Excerpts from Jim Conrad's
Naturalist Newsletter
from the November 27, 2011 Newsletter issued from Hacienda Chichen Resort beside Chichén Itzá Ruins; limestone bedrock; elevation ~39m (~128ft), N20.675°, W88.569°; central Yucatán state, MÉXICO
BAMBOO PALM
Just inside a stone fence in Pisté grew the palm shown below:
It was fruiting in a rather colorful way, shown below:
When you see smallish, feather-fronded palms with relatively narrow, stiff but not spiny frond segments like these growing in dense clumps and with flowers and fruits in such inflorescences as the thick-stemmed, orange one in the picture, in our part of the world you should think "genus Chamaedorea." If you're into ornamental palms that's an important genus to know because it contains several species sold commercially on a very grand scale as "parlor palms" suitable for growing in pots up north. Walk into almost any gringo mall and there'll be parlor palms everywhere, though seldom as large as in the picture.
The species shown is known as Bamboo Palm or Reed Palm. It's CHAMAEDOREA SEIFRIZII, a native to southern Mexico and Central America, where it thrives as an understory species in the shade. A Chamaedorea species grows in our local woods, especially around old ruins, but so far all I've found have been too young to flower, so I can't confirm their identity. However, Chamaedorea seifrizii is the only Chamaedorea species I find listed for this area. The Maya call it Xyaat. I suspect that I find only immature plants because people rob larger ones, same as they do orchids and parrots.
In fact, back during my days in the Petén of northern Guatemala, in the 1970s, the forest floor in many areas was well populated with various Chamaedorea species, but already they were disappearing. People cut them and air-shipped them north in bundles to serve as non-wilting greenery in floral arrangements. At least back then a funeral wasn't a funeral without Chamaedorea fronds forming a background for flowers. The Petén's species were different from ours, though: They were C. elegans, C. ernesti-augustii, and C. oblongata.
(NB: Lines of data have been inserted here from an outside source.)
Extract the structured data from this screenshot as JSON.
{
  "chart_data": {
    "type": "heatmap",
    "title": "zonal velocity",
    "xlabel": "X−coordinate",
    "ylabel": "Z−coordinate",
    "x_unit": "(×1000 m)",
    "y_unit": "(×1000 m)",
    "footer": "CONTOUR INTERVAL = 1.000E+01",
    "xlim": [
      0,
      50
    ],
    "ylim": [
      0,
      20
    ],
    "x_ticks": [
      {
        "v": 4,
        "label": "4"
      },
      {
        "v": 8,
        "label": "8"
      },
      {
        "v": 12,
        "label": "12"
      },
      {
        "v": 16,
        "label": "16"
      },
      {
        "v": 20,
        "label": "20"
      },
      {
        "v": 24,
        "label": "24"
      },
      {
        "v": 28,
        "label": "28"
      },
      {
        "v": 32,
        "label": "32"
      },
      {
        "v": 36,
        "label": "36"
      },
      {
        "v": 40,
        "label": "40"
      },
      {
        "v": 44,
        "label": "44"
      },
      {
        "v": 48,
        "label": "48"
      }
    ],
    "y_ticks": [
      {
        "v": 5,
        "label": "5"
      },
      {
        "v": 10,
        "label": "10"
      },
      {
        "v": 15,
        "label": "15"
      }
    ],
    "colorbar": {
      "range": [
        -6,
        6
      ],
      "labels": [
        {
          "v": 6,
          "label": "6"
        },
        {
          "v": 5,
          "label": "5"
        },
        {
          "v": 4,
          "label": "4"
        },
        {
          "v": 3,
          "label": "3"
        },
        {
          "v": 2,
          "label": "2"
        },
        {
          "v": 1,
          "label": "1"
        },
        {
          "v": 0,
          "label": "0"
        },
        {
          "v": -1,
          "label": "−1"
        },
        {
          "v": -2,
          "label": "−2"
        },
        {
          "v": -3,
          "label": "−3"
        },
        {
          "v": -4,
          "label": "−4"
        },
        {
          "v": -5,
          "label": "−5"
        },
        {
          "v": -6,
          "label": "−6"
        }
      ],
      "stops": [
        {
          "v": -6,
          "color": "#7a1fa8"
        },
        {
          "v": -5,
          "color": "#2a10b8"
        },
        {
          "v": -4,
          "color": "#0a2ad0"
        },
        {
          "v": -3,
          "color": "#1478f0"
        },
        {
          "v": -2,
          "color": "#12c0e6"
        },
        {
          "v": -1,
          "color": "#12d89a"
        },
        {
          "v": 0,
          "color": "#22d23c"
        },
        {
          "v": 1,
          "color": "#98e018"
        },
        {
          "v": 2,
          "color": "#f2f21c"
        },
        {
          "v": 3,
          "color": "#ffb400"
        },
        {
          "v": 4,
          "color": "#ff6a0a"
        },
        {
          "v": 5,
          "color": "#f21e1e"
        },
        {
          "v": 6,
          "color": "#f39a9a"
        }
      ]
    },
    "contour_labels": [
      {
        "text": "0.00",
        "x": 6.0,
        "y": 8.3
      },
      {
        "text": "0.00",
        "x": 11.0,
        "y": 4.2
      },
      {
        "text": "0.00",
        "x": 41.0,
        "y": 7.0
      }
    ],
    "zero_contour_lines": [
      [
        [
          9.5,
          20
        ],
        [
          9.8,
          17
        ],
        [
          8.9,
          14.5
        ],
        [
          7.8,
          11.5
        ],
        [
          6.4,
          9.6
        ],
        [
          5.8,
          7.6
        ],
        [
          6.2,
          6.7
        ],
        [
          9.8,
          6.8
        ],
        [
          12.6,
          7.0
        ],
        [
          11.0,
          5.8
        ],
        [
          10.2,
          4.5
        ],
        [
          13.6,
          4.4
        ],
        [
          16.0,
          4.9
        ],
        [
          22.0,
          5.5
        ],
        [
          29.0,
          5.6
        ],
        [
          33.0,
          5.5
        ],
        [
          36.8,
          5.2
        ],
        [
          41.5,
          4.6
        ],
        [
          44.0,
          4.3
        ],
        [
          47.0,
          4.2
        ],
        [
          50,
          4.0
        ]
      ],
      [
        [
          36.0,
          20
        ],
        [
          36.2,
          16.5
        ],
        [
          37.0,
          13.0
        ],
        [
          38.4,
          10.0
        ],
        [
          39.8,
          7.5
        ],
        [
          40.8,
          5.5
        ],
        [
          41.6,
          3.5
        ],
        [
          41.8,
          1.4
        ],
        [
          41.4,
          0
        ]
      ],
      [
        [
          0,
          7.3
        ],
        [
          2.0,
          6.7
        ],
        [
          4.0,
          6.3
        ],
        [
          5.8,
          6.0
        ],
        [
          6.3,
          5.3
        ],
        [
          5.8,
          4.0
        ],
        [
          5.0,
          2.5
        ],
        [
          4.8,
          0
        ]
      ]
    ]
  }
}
People back in Guatemala called their Chamaedoreas Shate (SHA-teh), written in the Maya way as Xate, which is close to our Xyaat. Men who collected Shate were known as shateros. The immature, unopened inflorescences of shate species, known as pacayas, were rather like small ears of corn in green husks and were collected, boiled and eaten. Often pacayas were sold in traditional markets. The Maya here at the hotel haven't heard of eating the immature inflorescences of C. seifrizii, and I suspect that if they were good, our Maya would know about it. One Internet page declares that the species' mature fruits are very toxic.